Sunderland, for all their qualities, will walk into that cauldron knowing the home side have a point to prove that goes beyond three points. Leeds will want to show Farke what his team can do without him on the touchline. They will want to prove that Saturday was theft, not defeat. A full house at Elland Road carrying the weekends grievance into the game is an extraordinarily intimidating force.

The danger, of course, is that the emotion overspills into recklessness. The red mist descending, late challenges, set-pieces conceded. That's the risk when a team plays with an edge of grievance. Riemer's composure in the press conference on Saturday suggests he's acutely aware of it. His job alongside captain Ethan Ampadu on Tuesday is to hold the temperature just right; hot enough to produce the intensity that Elland Road under the lights demands, controlled enough to deliver the win and the all important three points.
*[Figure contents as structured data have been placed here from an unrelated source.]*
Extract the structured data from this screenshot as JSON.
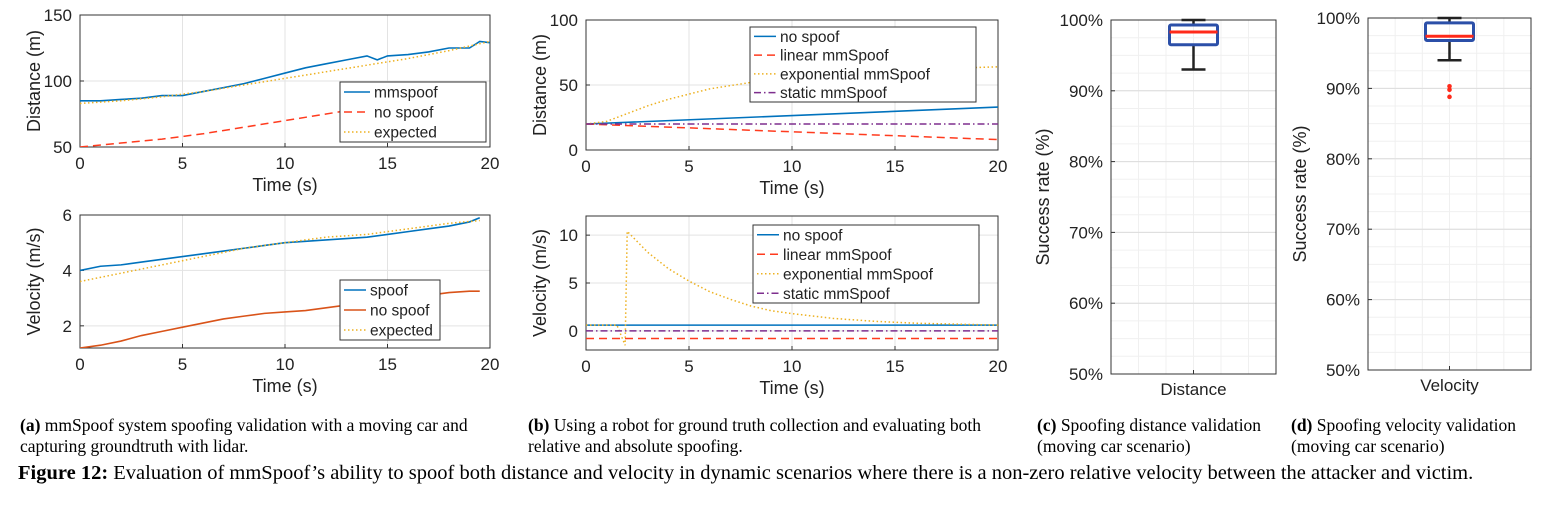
{
  "colors": {
    "blue": "#0072BD",
    "red": "#FF3B1E",
    "orange": "#D95319",
    "yellow": "#EDB120",
    "purple": "#7E2F8E",
    "box": "#2B4FA8",
    "median": "#FF2A1A",
    "whisker": "#222222",
    "outlier": "#FF2A1A"
  },
  "chart_data": [
    {
      "id": "a-top",
      "type": "line",
      "xlabel": "Time (s)",
      "ylabel": "Distance (m)",
      "xlim": [
        0,
        20
      ],
      "ylim": [
        50,
        150
      ],
      "xticks": [
        0,
        5,
        10,
        15,
        20
      ],
      "yticks": [
        50,
        100,
        150
      ],
      "grid": true,
      "legend": "bottom-right",
      "series": [
        {
          "name": "mmspoof",
          "color": "blue",
          "dash": "solid",
          "x": [
            0,
            1,
            2,
            3,
            4,
            5,
            6,
            7,
            8,
            9,
            10,
            11,
            12,
            13,
            14,
            14.5,
            15,
            16,
            17,
            18,
            19,
            19.5,
            20
          ],
          "y": [
            85,
            85,
            86,
            87,
            89,
            89,
            92,
            95,
            98,
            102,
            106,
            110,
            113,
            116,
            119,
            116,
            119,
            120,
            122,
            125,
            125,
            130,
            129
          ]
        },
        {
          "name": "no spoof",
          "color": "red",
          "dash": "dash",
          "x": [
            0,
            2,
            4,
            6,
            8,
            10,
            12,
            14,
            16,
            18,
            20
          ],
          "y": [
            50,
            53,
            56,
            60,
            65,
            70,
            75,
            80,
            86,
            92,
            99
          ]
        },
        {
          "name": "expected",
          "color": "yellow",
          "dash": "dot",
          "x": [
            0,
            2,
            4,
            6,
            8,
            10,
            12,
            14,
            16,
            18,
            20
          ],
          "y": [
            83,
            85,
            88,
            92,
            97,
            102,
            107,
            112,
            117,
            123,
            130
          ]
        }
      ]
    },
    {
      "id": "a-bottom",
      "type": "line",
      "xlabel": "Time (s)",
      "ylabel": "Velocity (m/s)",
      "xlim": [
        0,
        20
      ],
      "ylim": [
        1.2,
        6
      ],
      "xticks": [
        0,
        5,
        10,
        15,
        20
      ],
      "yticks": [
        2,
        4,
        6
      ],
      "grid": true,
      "legend": "bottom-right",
      "series": [
        {
          "name": "spoof",
          "color": "blue",
          "dash": "solid",
          "x": [
            0,
            1,
            2,
            3,
            4,
            5,
            6,
            7,
            8,
            9,
            10,
            11,
            12,
            13,
            14,
            15,
            16,
            17,
            18,
            19,
            19.5
          ],
          "y": [
            4.0,
            4.15,
            4.2,
            4.3,
            4.4,
            4.5,
            4.6,
            4.7,
            4.8,
            4.9,
            5.0,
            5.05,
            5.1,
            5.15,
            5.2,
            5.3,
            5.4,
            5.5,
            5.6,
            5.75,
            5.9
          ]
        },
        {
          "name": "no spoof",
          "color": "orange",
          "dash": "solid",
          "x": [
            0,
            1,
            2,
            3,
            4,
            5,
            6,
            7,
            8,
            9,
            10,
            11,
            12,
            13,
            14,
            15,
            16,
            17,
            18,
            19,
            19.5
          ],
          "y": [
            1.2,
            1.3,
            1.45,
            1.65,
            1.8,
            1.95,
            2.1,
            2.25,
            2.35,
            2.45,
            2.5,
            2.55,
            2.65,
            2.75,
            2.8,
            2.9,
            3.0,
            3.1,
            3.2,
            3.25,
            3.25
          ]
        },
        {
          "name": "expected",
          "color": "yellow",
          "dash": "dot",
          "x": [
            0,
            2,
            4,
            6,
            8,
            10,
            12,
            14,
            16,
            18,
            19.5
          ],
          "y": [
            3.6,
            3.9,
            4.2,
            4.5,
            4.8,
            5.0,
            5.2,
            5.3,
            5.5,
            5.7,
            5.8
          ]
        }
      ]
    },
    {
      "id": "b-top",
      "type": "line",
      "xlabel": "Time (s)",
      "ylabel": "Distance (m)",
      "xlim": [
        0,
        20
      ],
      "ylim": [
        0,
        100
      ],
      "xticks": [
        0,
        5,
        10,
        15,
        20
      ],
      "yticks": [
        0,
        50,
        100
      ],
      "grid": true,
      "legend": "top-right",
      "series": [
        {
          "name": "no spoof",
          "color": "blue",
          "dash": "solid",
          "x": [
            0,
            20
          ],
          "y": [
            20,
            33
          ]
        },
        {
          "name": "linear mmSpoof",
          "color": "red",
          "dash": "dash",
          "x": [
            0,
            20
          ],
          "y": [
            20,
            8
          ]
        },
        {
          "name": "exponential mmSpoof",
          "color": "yellow",
          "dash": "dot",
          "x": [
            0,
            1,
            2,
            3,
            4,
            5,
            6,
            8,
            10,
            12,
            14,
            16,
            18,
            20
          ],
          "y": [
            20,
            22,
            28,
            34,
            39,
            43,
            47,
            52,
            56,
            59,
            61,
            62,
            63,
            64
          ]
        },
        {
          "name": "static mmSpoof",
          "color": "purple",
          "dash": "dashdot",
          "x": [
            0,
            20
          ],
          "y": [
            20,
            20
          ]
        }
      ]
    },
    {
      "id": "b-bottom",
      "type": "line",
      "xlabel": "Time (s)",
      "ylabel": "Velocity (m/s)",
      "xlim": [
        0,
        20
      ],
      "ylim": [
        -2,
        12
      ],
      "xticks": [
        0,
        5,
        10,
        15,
        20
      ],
      "yticks": [
        0,
        5,
        10
      ],
      "grid": true,
      "legend": "top-right",
      "series": [
        {
          "name": "no spoof",
          "color": "blue",
          "dash": "solid",
          "x": [
            0,
            20
          ],
          "y": [
            0.6,
            0.6
          ]
        },
        {
          "name": "linear mmSpoof",
          "color": "red",
          "dash": "dash",
          "x": [
            0,
            20
          ],
          "y": [
            -0.8,
            -0.8
          ]
        },
        {
          "name": "exponential mmSpoof",
          "color": "yellow",
          "dash": "dot",
          "x": [
            0,
            1.5,
            1.9,
            2.0,
            3,
            4,
            5,
            6,
            7,
            8,
            9,
            10,
            12,
            14,
            16,
            18,
            20
          ],
          "y": [
            0.6,
            0.6,
            -1.5,
            10.4,
            8.2,
            6.5,
            5.2,
            4.1,
            3.3,
            2.6,
            2.1,
            1.8,
            1.3,
            1.0,
            0.8,
            0.7,
            0.6
          ]
        },
        {
          "name": "static mmSpoof",
          "color": "purple",
          "dash": "dashdot",
          "x": [
            0,
            20
          ],
          "y": [
            0,
            0
          ]
        }
      ]
    },
    {
      "id": "c",
      "type": "box",
      "category": "Distance",
      "ylabel": "Success rate (%)",
      "ylim": [
        50,
        100
      ],
      "yticks": [
        "50%",
        "60%",
        "70%",
        "80%",
        "90%",
        "100%"
      ],
      "grid": true,
      "min": 93,
      "q1": 96.5,
      "median": 98.3,
      "q3": 99.3,
      "max": 100,
      "outliers": []
    },
    {
      "id": "d",
      "type": "box",
      "category": "Velocity",
      "ylabel": "Success rate (%)",
      "ylim": [
        50,
        100
      ],
      "yticks": [
        "50%",
        "60%",
        "70%",
        "80%",
        "90%",
        "100%"
      ],
      "grid": true,
      "min": 94,
      "q1": 96.8,
      "median": 97.4,
      "q3": 99.3,
      "max": 100,
      "outliers": [
        90.3,
        89.8,
        88.8
      ]
    }
  ],
  "captions": {
    "a": {
      "label": "(a)",
      "text": "mmSpoof system spoofing validation with a moving car and capturing groundtruth with lidar."
    },
    "b": {
      "label": "(b)",
      "text": "Using a robot for ground truth collection and evaluating both relative and absolute spoofing."
    },
    "c": {
      "label": "(c)",
      "text": "Spoofing distance validation (moving car scenario)"
    },
    "d": {
      "label": "(d)",
      "text": "Spoofing velocity validation (moving car scenario)"
    },
    "figure": {
      "label": "Figure 12:",
      "text": "Evaluation of mmSpoof’s ability to spoof both distance and velocity in dynamic scenarios where there is a non-zero relative velocity between the attacker and victim."
    }
  }
}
Leeds need to be what they were in those opening moments against City, relentless in the press, fierce in the tackle but this time with the clinical edge that was missing on Saturday. We sit six points above the relegation zone, the landscape unchanged after this weekend's results. The end of Saturday's game was frustrating, but Tuesday night comes quick on the heels of defeat. It represents a chance to respond loudly and defiantly at Elland Road under the lights, with a whole stadium of Leeds fans carrying injustice behind the team.

There is no better place to channel it.